Twelve frame specimens composed of wide flange beams and square steel tubular columns with or without filling concrete were tested in order to clarify the whole behavior of frames under constant vertical and varying horizontal loads. From the test results, it has become clear that frames with concrete filled tubular columns are very excellent as earthquake resistant structures when the beam-to-column connections are designed by the AIJ strength formula. The limiting value of width-thickness ratio of concrete filled square tubes and deformation performance are discussed.

ECCENTRIC COMPRESSION TEST OF CONCRETE FILLED SQUARE STEEL TUBULAR STUB COLUMNS USING HIGH STRENGTH MATERIALS

A lot of beam-column tests have been carried out and it was proposed that the flexural strength of concrete filled steel tubular columns (CFT) could be calculated by the strength superposing method.
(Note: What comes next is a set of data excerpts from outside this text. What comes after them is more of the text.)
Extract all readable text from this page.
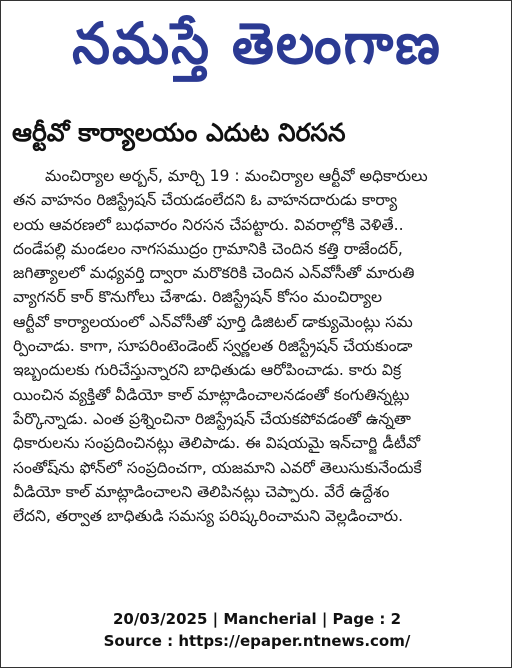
నమస్తే తెలంగాణ
ఆర్టీవో కార్యాలయం ఎదుట నిరసన
మంచిర్యాల అర్బన్, మార్చి 19 : మంచిర్యాల ఆర్టీవో అధికారులు
తన వాహనం రిజిస్ట్రేషన్ చేయడంలేదని ఓ వాహనదారుడు కార్యా
లయ ఆవరణలో బుధవారం నిరసన చేపట్టారు. వివరాల్లోకి వెళితే..
దండేపల్లి మండలం నాగసముద్రం గ్రామానికి చెందిన కత్తి రాజేందర్,
జగిత్యాలలో మధ్యవర్తి ద్వారా మరొకరికి చెందిన ఎన్‌వోసీతో మారుతి
వ్యాగనర్ కార్ కొనుగోలు చేశాడు. రిజిస్ట్రేషన్ కోసం మంచిర్యాల
ఆర్టీవో కార్యాలయంలో ఎన్‌వోసీతో పూర్తి డిజిటల్ డాక్యుమెంట్లు సమ
ర్పించాడు. కాగా, సూపరింటెండెంట్ స్వర్ణలత రిజిస్ట్రేషన్ చేయకుండా
ఇబ్బందులకు గురిచేస్తున్నారని బాధితుడు ఆరోపించాడు. కారు విక్ర
యించిన వ్యక్తితో వీడియో కాల్ మాట్లాడించాలనడంతో కంగుతిన్నట్లు
పేర్కొన్నాడు. ఎంత ప్రశ్నించినా రిజిస్ట్రేషన్ చేయకపోవడంతో ఉన్నతా
ధికారులను సంప్రదించినట్లు తెలిపాడు. ఈ విషయమై ఇన్‌చార్జి డీటీవో
సంతోష్‌ను ఫోన్‌లో సంప్రదించగా, యజమాని ఎవరో తెలుసుకునేందుకే
వీడియో కాల్ మాట్లాడించాలని తెలిపినట్లు చెప్పారు. వేరే ఉద్దేశం
లేదని, తర్వాత బాధితుడి సమస్య పరిష్కరించామని వెల్లడించారు.
20/03/2025 | Mancherial | Page : 2
Source : https://epaper.ntnews.com/
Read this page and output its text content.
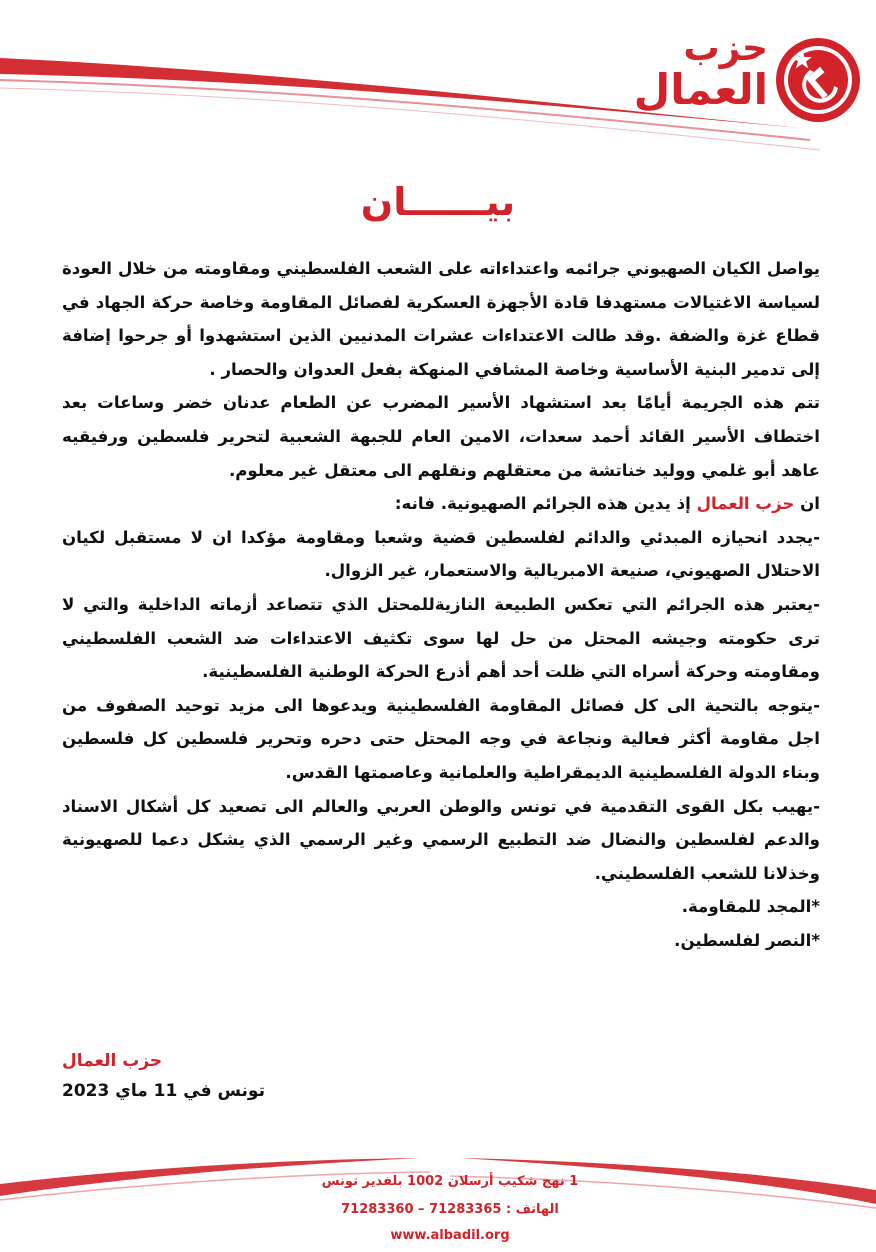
حزب
العمال
بيــــــان

يواصل الكيان الصهيوني جرائمه واعتداءاته على الشعب الفلسطيني ومقاومته من خلال العودة لسياسة الاغتيالات مستهدفا قادة الأجهزة العسكرية لفصائل المقاومة وخاصة حركة الجهاد في قطاع غزة والضفة .وقد طالت الاعتداءات عشرات المدنيين الذين استشهدوا أو جرحوا إضافة إلى تدمير البنية الأساسية وخاصة المشافي المنهكة بفعل العدوان والحصار .

تتم هذه الجريمة أيامًا بعد استشهاد الأسير المضرب عن الطعام عدنان خضر وساعات بعد اختطاف الأسير القائد أحمد سعدات، الامين العام للجبهة الشعبية لتحرير فلسطين ورفيقيه عاهد أبو غلمي ووليد خناتشة من معتقلهم ونقلهم الى معتقل غير معلوم.

ان حزب العمال إذ يدين هذه الجرائم الصهيونية. فانه:

-يجدد انحيازه المبدئي والدائم لفلسطين قضية وشعبا ومقاومة مؤكدا ان لا مستقبل لكيان الاحتلال الصهيوني، صنيعة الامبريالية والاستعمار، غير الزوال.

-يعتبر هذه الجرائم التي تعكس الطبيعة النازيةللمحتل الذي تتصاعد أزماته الداخلية والتي لا ترى حكومته وجيشه المحتل من حل لها سوى تكثيف الاعتداءات ضد الشعب الفلسطيني ومقاومته وحركة أسراه التي ظلت أحد أهم أذرع الحركة الوطنية الفلسطينية.

-يتوجه بالتحية الى كل فصائل المقاومة الفلسطينية ويدعوها الى مزيد توحيد الصفوف من اجل مقاومة أكثر فعالية ونجاعة في وجه المحتل حتى دحره وتحرير فلسطين كل فلسطين وبناء الدولة الفلسطينية الديمقراطية والعلمانية وعاصمتها القدس.

-يهيب بكل القوى التقدمية في تونس والوطن العربي والعالم الى تصعيد كل أشكال الاسناد والدعم لفلسطين والنضال ضد التطبيع الرسمي وغير الرسمي الذي يشكل دعما للصهيونية وخذلانا للشعب الفلسطيني.

*المجد للمقاومة.

*النصر لفلسطين.

حزب العمال
تونس في 11 ماي 2023
1 نهج شكيب أرسلان 1002 بلفدير تونس
الهاتف : 71283365 – 71283360
www.albadil.org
However, it is not verified whether the CFT section can carried such force under combined axial force and bending moment or not. Therefore, we did the eccentric compression tests on CFT short columns. The test results showed that the flexural strengths of CFT sections were terminated by the local buckling of steel tube and the maximum strengths were well estimated by using the compressive critical strain of steel tube. It was also clarified that the increase of concrete strength thanks to confinement could not be expected in case for columns with little or no moment gradient.

A STUDY ON THE WORK STUDY METHOD FOR BUILDING CONSTRUCTION ROBOTIZATION

In construction robotization, for defining the new robot specification, the development of the particular work study method is crucial. In this paper the methodology of the robotized construction system design is discussed, and the newly developed work study method and application cases are introduced.